Much of the invasion of privacy argument seemed to stem from the idea that your right to privacy begins once the transaction ends. However, you’re still in their store often using their equipment when any such reconciliation attempts are made. The best defense, therefore, seems to be to bring your own bags and never buy more than you can carry :rolleyes:. Then, Lawd help them if they try to accost you!
Grocery stores especially operate with razor-thin profit margins, other retail stores to a slightly lesser extent, but it’s not exactly a mystery that there’s an intense amount of competition in retail. I would say retail in general, and grocery in particular is an area where the free market is most evident. People comparison shop for groceries all the time, will decide whether or not to buy a cake mix because there’s a 30 cent coupon for it this week, or because the other store will sell them a box of mac and cheese for 99 cents instead of $1.19. There’s a reason that Walmart has been successful with their strategy of keeping prices down, even at the expense of poor service and long lines.
So what if I’m walking out carrying a bunch of bags and not using a cart? Then there’s no store property at all for them to search.
I still don’t buy your cart argument. I’m only taking the cart as far as the parking lot, not removing it from their premises. They can search the cart all they want, but they’d better leave my property alone. It’s not theirs to rummage through just because I’m using their cart to transport it. I’ve often seen women put their pocketbooks in the kid seat of shopping carts while they shopped; would you argue that they have thus given the store’s employees the right to search through their pocketbooks?

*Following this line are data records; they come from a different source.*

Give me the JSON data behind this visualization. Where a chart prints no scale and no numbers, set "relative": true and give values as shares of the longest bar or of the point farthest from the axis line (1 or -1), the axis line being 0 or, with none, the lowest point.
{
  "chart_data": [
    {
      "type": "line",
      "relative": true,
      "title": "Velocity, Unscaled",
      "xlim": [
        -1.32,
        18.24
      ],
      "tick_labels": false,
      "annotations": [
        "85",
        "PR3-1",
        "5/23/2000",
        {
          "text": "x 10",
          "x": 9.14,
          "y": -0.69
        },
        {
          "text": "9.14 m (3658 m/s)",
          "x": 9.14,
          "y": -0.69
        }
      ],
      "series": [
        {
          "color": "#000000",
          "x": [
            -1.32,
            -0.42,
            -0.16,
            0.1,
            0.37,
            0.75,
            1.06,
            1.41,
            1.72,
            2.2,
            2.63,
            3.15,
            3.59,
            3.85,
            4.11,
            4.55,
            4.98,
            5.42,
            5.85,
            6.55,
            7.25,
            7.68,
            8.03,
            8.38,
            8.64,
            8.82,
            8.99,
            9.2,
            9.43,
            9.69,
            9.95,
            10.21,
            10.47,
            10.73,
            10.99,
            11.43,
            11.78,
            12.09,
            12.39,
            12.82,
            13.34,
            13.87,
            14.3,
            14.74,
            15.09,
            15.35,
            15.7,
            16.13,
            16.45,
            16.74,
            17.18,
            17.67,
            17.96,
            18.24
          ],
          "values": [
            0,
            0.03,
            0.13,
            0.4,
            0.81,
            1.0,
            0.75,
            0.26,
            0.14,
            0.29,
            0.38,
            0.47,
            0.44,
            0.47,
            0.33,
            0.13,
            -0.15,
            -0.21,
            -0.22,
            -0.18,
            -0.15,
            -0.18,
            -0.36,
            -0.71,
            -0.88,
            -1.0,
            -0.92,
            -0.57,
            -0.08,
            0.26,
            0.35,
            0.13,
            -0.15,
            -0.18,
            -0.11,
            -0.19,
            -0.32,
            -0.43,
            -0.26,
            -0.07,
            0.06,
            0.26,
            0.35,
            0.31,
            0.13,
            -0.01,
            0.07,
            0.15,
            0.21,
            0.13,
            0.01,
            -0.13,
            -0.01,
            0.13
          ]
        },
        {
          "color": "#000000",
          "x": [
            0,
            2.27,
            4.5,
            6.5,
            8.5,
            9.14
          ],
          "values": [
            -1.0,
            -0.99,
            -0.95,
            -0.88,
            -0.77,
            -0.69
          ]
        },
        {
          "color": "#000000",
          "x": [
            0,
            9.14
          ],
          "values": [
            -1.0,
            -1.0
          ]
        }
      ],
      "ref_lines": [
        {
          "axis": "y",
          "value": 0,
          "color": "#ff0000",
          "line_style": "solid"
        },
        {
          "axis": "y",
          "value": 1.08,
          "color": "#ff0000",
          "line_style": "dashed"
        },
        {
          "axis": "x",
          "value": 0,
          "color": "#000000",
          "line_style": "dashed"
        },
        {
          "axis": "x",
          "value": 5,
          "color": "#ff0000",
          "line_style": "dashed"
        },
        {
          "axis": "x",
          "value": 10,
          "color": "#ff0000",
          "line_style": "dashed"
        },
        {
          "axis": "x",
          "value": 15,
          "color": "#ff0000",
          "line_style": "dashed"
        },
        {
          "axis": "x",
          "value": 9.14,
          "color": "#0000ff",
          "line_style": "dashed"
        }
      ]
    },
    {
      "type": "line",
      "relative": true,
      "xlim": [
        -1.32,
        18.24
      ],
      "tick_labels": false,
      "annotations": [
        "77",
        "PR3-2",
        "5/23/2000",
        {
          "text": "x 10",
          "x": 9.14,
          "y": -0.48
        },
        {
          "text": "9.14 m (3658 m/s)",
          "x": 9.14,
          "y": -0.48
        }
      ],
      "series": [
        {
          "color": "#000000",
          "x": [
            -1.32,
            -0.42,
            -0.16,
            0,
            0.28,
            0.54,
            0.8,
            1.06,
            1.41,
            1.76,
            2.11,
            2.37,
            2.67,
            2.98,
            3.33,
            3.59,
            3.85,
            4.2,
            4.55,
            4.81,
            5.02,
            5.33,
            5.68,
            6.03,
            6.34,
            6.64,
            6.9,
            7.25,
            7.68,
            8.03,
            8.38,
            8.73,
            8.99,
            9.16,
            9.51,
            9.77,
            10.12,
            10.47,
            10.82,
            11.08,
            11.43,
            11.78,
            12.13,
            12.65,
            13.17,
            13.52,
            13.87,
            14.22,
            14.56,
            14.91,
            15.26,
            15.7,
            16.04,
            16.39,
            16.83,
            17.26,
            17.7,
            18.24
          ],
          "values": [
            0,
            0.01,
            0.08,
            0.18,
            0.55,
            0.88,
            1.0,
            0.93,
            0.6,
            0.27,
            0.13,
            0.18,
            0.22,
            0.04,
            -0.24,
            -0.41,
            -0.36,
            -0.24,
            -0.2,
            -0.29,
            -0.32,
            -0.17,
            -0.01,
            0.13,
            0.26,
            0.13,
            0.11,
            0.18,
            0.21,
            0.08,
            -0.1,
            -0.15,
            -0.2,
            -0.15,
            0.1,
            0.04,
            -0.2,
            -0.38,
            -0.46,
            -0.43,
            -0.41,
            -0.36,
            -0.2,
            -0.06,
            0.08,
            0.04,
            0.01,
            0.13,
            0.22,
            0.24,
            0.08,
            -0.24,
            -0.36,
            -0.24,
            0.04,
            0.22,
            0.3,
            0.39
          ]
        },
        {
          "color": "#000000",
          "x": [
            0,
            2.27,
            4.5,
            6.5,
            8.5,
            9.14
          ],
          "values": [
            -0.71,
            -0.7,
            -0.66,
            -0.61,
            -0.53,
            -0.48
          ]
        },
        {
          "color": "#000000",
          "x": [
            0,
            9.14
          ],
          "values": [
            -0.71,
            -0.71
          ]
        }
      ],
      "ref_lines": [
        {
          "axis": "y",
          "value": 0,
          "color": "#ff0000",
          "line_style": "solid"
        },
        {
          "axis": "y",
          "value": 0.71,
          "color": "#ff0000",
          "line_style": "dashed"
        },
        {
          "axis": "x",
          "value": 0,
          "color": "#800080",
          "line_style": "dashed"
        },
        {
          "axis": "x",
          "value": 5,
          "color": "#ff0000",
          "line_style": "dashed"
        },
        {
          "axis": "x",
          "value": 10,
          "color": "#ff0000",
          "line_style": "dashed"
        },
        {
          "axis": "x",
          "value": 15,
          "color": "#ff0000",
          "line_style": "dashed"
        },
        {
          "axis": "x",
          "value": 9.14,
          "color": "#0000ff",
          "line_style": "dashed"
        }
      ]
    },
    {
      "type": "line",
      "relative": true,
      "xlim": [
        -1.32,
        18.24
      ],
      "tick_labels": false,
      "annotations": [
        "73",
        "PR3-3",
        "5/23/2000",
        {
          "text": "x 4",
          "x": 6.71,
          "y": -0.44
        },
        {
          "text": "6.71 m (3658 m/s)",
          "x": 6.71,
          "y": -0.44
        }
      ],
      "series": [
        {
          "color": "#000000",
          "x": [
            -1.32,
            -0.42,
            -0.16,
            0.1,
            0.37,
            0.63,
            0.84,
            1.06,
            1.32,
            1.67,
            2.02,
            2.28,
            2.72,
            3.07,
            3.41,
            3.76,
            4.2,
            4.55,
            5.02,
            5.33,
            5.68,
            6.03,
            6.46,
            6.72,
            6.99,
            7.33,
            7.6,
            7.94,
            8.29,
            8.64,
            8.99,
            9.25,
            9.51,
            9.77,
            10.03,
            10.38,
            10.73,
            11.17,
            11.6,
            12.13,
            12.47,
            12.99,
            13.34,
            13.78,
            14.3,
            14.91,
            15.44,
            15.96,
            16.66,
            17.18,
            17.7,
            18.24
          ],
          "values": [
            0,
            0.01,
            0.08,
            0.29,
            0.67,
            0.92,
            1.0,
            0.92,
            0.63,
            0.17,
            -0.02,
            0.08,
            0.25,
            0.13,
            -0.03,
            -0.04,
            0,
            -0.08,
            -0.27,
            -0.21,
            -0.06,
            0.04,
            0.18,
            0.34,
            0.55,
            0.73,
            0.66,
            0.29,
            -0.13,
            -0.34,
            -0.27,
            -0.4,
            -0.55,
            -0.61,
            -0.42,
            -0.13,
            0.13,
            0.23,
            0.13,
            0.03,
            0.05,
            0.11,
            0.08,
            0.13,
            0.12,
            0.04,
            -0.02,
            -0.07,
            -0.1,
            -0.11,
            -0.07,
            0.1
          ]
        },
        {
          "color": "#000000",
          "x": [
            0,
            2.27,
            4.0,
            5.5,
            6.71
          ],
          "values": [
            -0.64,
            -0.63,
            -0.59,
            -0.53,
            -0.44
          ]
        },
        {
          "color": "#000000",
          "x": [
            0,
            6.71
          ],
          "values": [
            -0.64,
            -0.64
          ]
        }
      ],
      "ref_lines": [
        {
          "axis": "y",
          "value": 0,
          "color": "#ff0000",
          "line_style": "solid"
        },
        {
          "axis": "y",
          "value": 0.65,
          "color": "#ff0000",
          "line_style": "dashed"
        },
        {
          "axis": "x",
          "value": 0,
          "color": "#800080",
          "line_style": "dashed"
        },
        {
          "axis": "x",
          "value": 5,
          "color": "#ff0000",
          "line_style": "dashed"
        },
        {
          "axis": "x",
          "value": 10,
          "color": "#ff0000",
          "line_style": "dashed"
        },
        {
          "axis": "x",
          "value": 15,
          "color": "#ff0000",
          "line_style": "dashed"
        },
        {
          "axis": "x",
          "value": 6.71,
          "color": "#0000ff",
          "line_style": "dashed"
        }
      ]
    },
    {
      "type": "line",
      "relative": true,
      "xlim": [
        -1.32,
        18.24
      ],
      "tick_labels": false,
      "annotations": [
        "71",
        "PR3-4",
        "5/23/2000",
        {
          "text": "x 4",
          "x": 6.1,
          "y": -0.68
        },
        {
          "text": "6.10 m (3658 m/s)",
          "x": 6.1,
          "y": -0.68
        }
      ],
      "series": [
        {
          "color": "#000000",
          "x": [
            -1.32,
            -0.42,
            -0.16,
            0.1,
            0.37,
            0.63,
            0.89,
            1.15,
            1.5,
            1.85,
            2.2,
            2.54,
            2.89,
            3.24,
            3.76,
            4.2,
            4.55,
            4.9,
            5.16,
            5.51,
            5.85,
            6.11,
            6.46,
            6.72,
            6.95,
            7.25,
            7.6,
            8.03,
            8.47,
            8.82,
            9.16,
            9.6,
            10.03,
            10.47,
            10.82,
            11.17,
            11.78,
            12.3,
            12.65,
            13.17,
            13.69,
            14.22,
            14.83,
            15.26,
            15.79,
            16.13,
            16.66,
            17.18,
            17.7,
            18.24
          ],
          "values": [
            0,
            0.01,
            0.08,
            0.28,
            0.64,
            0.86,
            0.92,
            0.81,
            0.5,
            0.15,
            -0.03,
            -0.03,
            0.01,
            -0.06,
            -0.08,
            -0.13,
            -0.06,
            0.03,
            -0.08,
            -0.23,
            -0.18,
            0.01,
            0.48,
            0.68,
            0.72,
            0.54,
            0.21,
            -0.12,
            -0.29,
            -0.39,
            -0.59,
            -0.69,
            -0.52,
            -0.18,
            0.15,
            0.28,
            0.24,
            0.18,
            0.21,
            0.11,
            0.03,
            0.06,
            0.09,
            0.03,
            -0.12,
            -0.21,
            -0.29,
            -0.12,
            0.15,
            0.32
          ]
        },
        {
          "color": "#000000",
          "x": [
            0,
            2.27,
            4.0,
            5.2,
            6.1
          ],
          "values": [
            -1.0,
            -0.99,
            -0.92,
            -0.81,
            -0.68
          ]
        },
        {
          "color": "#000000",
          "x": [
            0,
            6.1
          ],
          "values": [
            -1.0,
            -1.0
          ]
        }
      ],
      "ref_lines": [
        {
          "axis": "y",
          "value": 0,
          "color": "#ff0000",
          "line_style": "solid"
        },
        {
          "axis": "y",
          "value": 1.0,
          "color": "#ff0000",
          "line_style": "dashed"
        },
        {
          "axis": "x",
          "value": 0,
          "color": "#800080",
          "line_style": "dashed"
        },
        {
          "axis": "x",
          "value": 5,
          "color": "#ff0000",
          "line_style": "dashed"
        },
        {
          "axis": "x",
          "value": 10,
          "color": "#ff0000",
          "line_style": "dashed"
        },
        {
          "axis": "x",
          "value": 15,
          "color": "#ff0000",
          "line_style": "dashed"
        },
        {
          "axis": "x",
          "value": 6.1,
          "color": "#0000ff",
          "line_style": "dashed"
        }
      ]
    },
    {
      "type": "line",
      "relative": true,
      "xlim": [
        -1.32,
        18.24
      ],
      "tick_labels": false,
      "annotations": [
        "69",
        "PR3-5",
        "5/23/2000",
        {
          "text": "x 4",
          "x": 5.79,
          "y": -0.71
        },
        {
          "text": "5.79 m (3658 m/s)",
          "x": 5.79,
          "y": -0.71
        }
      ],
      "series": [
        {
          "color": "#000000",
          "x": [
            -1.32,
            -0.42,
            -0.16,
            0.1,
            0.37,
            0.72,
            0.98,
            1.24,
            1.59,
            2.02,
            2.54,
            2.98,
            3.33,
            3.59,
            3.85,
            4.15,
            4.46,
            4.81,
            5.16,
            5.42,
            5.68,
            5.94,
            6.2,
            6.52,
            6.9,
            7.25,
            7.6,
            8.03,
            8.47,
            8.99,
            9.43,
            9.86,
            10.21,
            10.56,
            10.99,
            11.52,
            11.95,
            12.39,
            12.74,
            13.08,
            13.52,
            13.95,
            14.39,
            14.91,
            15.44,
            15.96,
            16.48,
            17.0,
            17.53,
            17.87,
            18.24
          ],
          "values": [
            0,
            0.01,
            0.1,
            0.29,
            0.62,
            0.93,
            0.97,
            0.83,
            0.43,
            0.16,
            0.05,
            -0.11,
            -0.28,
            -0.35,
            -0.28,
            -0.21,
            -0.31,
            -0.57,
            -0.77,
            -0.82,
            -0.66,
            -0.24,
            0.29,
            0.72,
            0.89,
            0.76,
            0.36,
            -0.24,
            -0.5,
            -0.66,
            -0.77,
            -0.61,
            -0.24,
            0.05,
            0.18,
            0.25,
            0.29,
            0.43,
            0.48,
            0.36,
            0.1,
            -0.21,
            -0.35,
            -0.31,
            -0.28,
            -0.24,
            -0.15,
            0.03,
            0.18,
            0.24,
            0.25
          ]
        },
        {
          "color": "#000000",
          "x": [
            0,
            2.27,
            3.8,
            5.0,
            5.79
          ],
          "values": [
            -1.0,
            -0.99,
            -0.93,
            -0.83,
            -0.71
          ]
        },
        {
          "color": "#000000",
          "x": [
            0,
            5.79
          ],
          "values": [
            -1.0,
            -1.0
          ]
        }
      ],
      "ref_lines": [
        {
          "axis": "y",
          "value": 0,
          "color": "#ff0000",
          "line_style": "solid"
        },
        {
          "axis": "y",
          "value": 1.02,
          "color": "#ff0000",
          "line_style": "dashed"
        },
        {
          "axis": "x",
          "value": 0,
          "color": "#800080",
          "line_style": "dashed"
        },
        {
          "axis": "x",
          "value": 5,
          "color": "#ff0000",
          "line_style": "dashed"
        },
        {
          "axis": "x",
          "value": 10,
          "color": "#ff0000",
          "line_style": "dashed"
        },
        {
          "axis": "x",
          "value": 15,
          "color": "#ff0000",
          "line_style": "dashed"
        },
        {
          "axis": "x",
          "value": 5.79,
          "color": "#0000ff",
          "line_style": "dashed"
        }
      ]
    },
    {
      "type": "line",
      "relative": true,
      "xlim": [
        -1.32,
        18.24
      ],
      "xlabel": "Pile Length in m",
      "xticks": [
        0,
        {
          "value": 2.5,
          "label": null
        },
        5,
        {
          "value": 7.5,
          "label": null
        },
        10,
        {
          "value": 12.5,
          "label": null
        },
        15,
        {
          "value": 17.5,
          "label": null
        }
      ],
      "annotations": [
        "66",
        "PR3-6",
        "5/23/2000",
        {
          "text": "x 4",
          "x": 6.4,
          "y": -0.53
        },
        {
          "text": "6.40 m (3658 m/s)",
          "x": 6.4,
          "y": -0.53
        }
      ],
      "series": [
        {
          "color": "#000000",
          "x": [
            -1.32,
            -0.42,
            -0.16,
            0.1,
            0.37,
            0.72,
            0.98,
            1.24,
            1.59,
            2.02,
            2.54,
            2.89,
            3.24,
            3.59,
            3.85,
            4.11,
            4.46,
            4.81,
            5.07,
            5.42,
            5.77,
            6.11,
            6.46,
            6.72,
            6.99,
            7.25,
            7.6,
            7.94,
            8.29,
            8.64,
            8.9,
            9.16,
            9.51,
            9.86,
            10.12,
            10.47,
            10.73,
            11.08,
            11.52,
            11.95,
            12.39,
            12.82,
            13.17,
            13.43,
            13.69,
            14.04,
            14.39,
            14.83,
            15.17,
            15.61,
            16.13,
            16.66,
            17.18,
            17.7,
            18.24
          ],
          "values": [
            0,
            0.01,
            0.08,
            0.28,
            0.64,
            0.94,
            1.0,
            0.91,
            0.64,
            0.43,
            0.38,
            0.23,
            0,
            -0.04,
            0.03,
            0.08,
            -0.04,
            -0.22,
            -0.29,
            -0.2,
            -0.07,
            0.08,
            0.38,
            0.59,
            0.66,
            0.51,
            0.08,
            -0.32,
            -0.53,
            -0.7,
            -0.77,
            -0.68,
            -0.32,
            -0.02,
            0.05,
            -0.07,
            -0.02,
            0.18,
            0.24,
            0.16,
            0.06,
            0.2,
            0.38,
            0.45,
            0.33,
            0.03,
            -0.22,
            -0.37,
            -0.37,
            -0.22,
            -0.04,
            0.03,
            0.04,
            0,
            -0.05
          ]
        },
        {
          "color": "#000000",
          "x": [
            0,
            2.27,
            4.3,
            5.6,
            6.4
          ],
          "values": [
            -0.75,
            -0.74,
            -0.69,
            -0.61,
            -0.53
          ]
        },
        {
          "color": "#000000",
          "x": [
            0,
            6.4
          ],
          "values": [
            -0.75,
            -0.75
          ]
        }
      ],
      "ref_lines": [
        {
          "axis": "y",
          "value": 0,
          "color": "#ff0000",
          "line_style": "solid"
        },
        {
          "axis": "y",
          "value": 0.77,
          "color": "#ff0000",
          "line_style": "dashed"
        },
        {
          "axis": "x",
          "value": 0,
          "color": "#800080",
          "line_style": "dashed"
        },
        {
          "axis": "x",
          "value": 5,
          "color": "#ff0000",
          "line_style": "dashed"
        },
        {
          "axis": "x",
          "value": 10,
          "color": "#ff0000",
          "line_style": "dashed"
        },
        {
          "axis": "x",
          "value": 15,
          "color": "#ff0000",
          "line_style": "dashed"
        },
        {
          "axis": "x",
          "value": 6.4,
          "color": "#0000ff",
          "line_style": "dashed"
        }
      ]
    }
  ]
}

That doesn’t seem like a reasonable argument to me, as I noted in my comment just prior. When I walk into the store, my wallet is in my pocket. It’s in their store. That doesn’t give them the right to search through my wallet, just because I’m on their premises. The wallet is *my *property. And the stuff I just bought from them when I checked out is also *my *property. They have no more right to search the property that I just bought than they do the property I walked in with. It’s all equally *my *property, and all equally not theirs.
The elements of larceny were listed above: basically, larceny involves a taking (technically, a caption and an asportation) with the intent the permanently deprive the owner of the property.
So when he picked up the spray and placed it in the cart, he had every intention of paying for it. And even after he discovered it was unpaid, his intention was to return and pay for it. So he never formed the required intent to steal. Without that intent, there is no larceny.
However… part of the reason we can say this is we have perfect knowledge of what’s in his mind.
Let’s imagine the greeter did call the police, and they arrive just as he’s loading the items into the car. He explains that he saw the spray once outside, realized he had taken it by accident, and have every intention of returning to the store in a few days to pay for it.
The police officer would have probable cause to arrest him for larceny, because the officer doesn’t have to believe his story.
And if his case went to trial, the finder of fact (the judge or the jury) would be entitled to reject his testimony about his intentions as well, because these facts support an inference that he was lying. So there would be a legally sufficient record to convict him, even though he was innocent and telling the absolute truth about his intentions.